Jednakże konsolidacja jest potrzebna wśród największych graczy obsługujących linie Wschód - Zachód, w celu przywrócenia równowagi pomiędzy ceną frachtu i a kosztami działalności. Podobne kroki podjęły przed laty linie lotnicze w USA i przyniosło to skutek, ocenia Doug Hayes, analityk firmy doradczej Morgan Stanley w publikacji Lloyds Loading List. Problem narasta, bowiem od 2009 roku oceaniczny transport kontenerowy poniósł straty o skumulowanej wartości blisko 4 mld USD. Nawet, gdy uwzględnia się zyski nielicznych armatorów, jak Maersk i CMA CGM.
Hayes przypomina, że w ostatnim dziesięcioleciu dużo mówiło się o potrzebie dalszej racjonalizacji przewozów.

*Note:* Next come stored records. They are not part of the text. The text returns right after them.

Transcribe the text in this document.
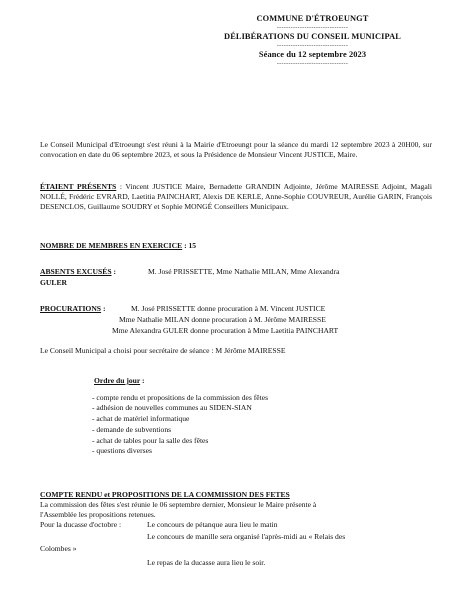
COMMUNE D'ÉTROEUNGT
-------------------------------
DÉLIBÉRATIONS DU CONSEIL MUNICIPAL
-------------------------------
Séance du 12 septembre 2023
-------------------------------
Le Conseil Municipal d'Etroeungt s'est réuni à la Mairie d'Etroeungt pour la séance du mardi 12 septembre 2023 à 20H00, sur convocation en date du 06 septembre 2023, et sous la Présidence de Monsieur Vincent JUSTICE, Maire.
ÉTAIENT PRÉSENTS : Vincent JUSTICE Maire, Bernadette GRANDIN Adjointe, Jérôme MAIRESSE Adjoint, Magali NOLLÉ, Frédéric EVRARD, Laetitia PAINCHART, Alexis DE KERLE, Anne-Sophie COUVREUR, Aurélie GARIN, François DESENCLOS, Guillaume SOUDRY et Sophie MONGÉ Conseillers Municipaux.
NOMBRE DE MEMBRES EN EXERCICE : 15
ABSENTS EXCUSÉS :	M. José PRISSETTE, Mme Nathalie MILAN, Mme Alexandra
GULER
PROCURATIONS :	M. José PRISSETTE donne procuration à M. Vincent JUSTICE
Mme Nathalie MILAN donne procuration à M. Jérôme MAIRESSE
Mme Alexandra GULER donne procuration à Mme Laetitia PAINCHART
Le Conseil Municipal a choisi pour secrétaire de séance : M Jérôme MAIRESSE
Ordre du jour :
- compte rendu et propositions de la commission des fêtes
- adhésion de nouvelles communes au SIDEN-SIAN
- achat de matériel informatique
- demande de subventions
- achat de tables pour la salle des fêtes
- questions diverses
COMPTE RENDU et PROPOSITIONS DE LA COMMISSION DES FETES
La commission des fêtes s'est réunie le 06 septembre dernier, Monsieur le Maire présente à
l'Assemblée les propositions retenues.
Pour la ducasse d'octobre :	Le concours de pétanque aura lieu le matin
Le concours de manille sera organisé l'après-midi au « Relais des
Colombes »
Le repas de la ducasse aura lieu le soir.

Ale zamiast tego doszło natomiast do "zmutowania się" kilkunastu przewoźników w cztery sojusze: 2M, Ocean Three, G6 i Grupie CKYHE. Dwa ostatnie mają odpowiednio po sześć i pięciu członków.
Problem jednak nie został rozwiązany, bowiem nadal występuje rozproszenie ustalania stawek frachtu, których poziom na kluczowych trasach nie pokrywa kosztów większości armatorów.

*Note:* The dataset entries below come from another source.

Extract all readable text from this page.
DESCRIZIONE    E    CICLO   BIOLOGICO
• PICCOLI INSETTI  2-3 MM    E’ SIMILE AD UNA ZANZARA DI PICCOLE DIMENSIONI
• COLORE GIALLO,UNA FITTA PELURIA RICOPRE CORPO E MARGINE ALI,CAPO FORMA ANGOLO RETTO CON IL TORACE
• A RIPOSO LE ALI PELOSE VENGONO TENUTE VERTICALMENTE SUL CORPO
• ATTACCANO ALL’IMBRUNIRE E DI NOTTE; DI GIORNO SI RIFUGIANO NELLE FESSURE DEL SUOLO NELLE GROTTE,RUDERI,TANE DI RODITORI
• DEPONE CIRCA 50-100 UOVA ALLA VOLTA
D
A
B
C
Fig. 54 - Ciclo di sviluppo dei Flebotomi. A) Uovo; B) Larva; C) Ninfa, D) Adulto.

Co prawda przemysł stoczniowy może przyczynić się do poprawy parametrów technicznych kontenerowców (sprawniejsze silniki, większa pojemność i obniżka kosztu jednostkowego przewozu), a linie żeglugowe poprawić zarządzane. Taką strategię realizują z dobrym skutkiem Maersk i CMA CGM.
Jednak sojusze nie zmienią niczego w branży, ponieważ nadal ta sama liczba podmiotów wyznacza ceny frachtu, stwierdza Hayes. W dodatku „bez mechanizmu podziału zysku w sojuszu, ciągle będzie istniała pokusa, aby zapełnić swoje własne statki przed statkami członków Sojuszu”.
Zdaniem eksperta, do pewnego stopnia wzorce postępowania dostarcza transport lotniczy w USA. Poprawiły one trwale rentowność, gdy zaczęło się konsolidować i zmniejszyły liczbę ustanawianych taryf przez poszczególne linie lotnicze.
W branży kontenerowej natomiast sojusze mogą pomóc zarządzać kosztami poszczególnych członków, czego nie osiągnięto w liniach lotniczych.